Mr Rapple, from Marino in Dublin, died last Thursday following a short illness.
He was a hugely respected commentator on business, economics and personal finance matters and worked with the Irish Independent in the 1970s, where he was appointed Business Editor in 1973.
He also enjoyed successful stints with the Irish Press Group and was working as a columnist with the 'Irish Mail on Sunday' up until last year.
Huge crowds paid tribute to the father of two at a funeral service at St Kevin's Church on Harrington Street in Dublin city yesterday morning.
Speaking afterwards, Mr Rapple's brother, Eamonn, said his brother had honed his skills "on the job".
He also praised his ability to easily comprehend complex issues. "He was a supreme communicator," Eamonn told the Irish Independent. "The onus is always on the journalist to communicate effectively, in order to get the message across to people so there is no confusion and people can actually understand the issues. Colm understood this better than anyone."

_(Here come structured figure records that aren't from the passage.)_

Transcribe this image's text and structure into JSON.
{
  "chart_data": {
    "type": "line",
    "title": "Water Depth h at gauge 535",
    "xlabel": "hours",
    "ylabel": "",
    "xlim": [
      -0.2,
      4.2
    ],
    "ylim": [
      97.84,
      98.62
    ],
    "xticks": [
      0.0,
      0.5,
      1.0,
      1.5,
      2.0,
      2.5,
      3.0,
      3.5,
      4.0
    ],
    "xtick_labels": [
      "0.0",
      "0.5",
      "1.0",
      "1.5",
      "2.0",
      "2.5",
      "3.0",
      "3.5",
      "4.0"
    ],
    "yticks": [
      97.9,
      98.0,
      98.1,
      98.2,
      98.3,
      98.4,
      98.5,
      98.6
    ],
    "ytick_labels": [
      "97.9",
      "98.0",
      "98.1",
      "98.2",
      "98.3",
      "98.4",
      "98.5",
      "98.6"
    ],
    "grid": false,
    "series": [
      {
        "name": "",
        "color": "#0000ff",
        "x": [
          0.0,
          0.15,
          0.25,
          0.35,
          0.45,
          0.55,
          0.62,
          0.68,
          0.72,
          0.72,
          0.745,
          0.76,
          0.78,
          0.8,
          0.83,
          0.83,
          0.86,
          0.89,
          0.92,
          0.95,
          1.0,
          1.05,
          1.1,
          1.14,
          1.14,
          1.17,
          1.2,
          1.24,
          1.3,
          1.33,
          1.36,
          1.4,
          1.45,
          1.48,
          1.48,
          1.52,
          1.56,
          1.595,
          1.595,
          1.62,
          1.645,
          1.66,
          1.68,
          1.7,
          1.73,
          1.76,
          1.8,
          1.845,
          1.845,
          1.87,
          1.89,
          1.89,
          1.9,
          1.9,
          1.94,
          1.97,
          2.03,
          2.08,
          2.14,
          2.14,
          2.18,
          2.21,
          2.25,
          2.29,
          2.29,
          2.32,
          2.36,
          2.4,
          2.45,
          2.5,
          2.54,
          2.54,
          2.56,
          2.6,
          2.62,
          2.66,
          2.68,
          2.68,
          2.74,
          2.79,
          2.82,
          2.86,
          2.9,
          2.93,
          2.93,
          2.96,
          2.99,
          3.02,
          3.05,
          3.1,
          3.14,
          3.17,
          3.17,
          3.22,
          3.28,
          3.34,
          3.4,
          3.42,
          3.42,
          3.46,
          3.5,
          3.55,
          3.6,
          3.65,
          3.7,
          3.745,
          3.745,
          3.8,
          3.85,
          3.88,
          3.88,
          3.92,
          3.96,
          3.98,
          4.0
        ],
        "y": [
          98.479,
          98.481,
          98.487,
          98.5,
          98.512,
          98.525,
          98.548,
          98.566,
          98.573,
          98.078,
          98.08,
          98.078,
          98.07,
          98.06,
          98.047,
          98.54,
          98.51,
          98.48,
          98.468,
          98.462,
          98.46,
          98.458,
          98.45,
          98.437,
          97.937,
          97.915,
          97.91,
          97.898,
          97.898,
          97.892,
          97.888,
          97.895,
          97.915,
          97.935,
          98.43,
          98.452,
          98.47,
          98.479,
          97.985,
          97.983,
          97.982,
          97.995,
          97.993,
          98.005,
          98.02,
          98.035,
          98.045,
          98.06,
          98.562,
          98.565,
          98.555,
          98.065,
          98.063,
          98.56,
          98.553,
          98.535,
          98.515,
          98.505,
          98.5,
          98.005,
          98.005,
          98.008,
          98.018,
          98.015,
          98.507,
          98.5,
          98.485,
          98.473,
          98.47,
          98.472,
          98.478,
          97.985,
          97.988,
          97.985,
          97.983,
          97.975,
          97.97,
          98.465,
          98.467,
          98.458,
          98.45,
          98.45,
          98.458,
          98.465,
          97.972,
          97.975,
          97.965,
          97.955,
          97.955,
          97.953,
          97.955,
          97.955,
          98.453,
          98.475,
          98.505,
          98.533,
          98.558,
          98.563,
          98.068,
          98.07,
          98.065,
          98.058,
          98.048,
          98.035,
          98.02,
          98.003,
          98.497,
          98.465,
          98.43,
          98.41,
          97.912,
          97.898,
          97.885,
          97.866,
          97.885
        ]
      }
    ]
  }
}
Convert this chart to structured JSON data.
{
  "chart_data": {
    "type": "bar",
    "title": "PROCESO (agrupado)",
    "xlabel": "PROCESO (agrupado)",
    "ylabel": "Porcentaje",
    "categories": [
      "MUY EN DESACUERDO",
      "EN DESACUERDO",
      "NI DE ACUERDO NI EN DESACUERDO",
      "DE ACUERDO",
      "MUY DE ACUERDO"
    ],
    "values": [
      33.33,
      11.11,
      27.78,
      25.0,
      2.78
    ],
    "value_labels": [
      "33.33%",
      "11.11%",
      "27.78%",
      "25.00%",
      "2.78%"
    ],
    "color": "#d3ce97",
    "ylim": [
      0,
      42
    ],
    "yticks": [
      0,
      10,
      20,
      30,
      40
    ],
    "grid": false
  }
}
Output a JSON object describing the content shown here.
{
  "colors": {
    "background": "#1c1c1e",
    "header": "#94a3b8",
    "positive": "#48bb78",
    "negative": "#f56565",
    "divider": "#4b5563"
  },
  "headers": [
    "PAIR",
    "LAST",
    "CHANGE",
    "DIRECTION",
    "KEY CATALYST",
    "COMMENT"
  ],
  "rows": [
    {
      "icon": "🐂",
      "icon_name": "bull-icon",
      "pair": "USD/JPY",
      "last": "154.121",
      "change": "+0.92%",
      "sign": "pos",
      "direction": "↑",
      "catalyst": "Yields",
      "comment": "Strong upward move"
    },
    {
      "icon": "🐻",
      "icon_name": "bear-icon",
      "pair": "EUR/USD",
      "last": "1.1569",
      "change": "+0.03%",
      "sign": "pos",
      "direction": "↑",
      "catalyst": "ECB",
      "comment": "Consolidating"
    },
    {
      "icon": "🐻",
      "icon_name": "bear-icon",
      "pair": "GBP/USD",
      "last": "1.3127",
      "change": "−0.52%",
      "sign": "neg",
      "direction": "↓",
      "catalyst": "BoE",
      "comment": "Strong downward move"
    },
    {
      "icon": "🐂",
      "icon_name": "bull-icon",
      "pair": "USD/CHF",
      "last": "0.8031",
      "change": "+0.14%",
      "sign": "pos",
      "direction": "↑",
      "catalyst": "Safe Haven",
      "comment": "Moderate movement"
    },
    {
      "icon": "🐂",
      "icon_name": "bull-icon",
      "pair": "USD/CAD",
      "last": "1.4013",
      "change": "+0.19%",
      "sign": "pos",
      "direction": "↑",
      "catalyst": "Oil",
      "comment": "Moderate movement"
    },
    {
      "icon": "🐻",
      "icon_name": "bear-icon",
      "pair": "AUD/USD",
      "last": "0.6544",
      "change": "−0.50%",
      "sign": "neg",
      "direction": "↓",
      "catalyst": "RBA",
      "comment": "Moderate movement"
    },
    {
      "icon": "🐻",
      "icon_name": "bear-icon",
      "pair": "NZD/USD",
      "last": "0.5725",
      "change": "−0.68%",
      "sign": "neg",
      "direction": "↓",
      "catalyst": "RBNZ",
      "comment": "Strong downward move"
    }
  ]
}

He joked the only thing he didn't have was a love of football "unlike the rest of the family" - in reference to their father, Liam, who served as FAI secretary.
In a eulogy, delivered at his father's removal, Colm's son, Rory, said his father's journalism "fortified the vulnerable and educated the underinformed". He added his father was "a lateral thinker. A questioner of received ideas. A man, rightly confident in his intelligence and acuity of analysis, who remained determined to be always true to himself".
The service, which included choral hymns led by chief celebrant Fr Gerard Deighan, was performed in the old-style Latin High Mass with the entire proceedings heard in Latin. Among the attendees were former Press Ombudsman John Horgan, RTE presenters Bryan Dobson and Eileen Dunne, former Evening Herald editor Paul Drury and Sunday Independent journalist Neil Francis.
President Michael D Higgins was represented by his aide-de-camp after he paid tribute at the removal service to Mr Rapple's "deep commitment to social justice". Colm is survived by his wife Nuala, children Simone and Rory and extended family.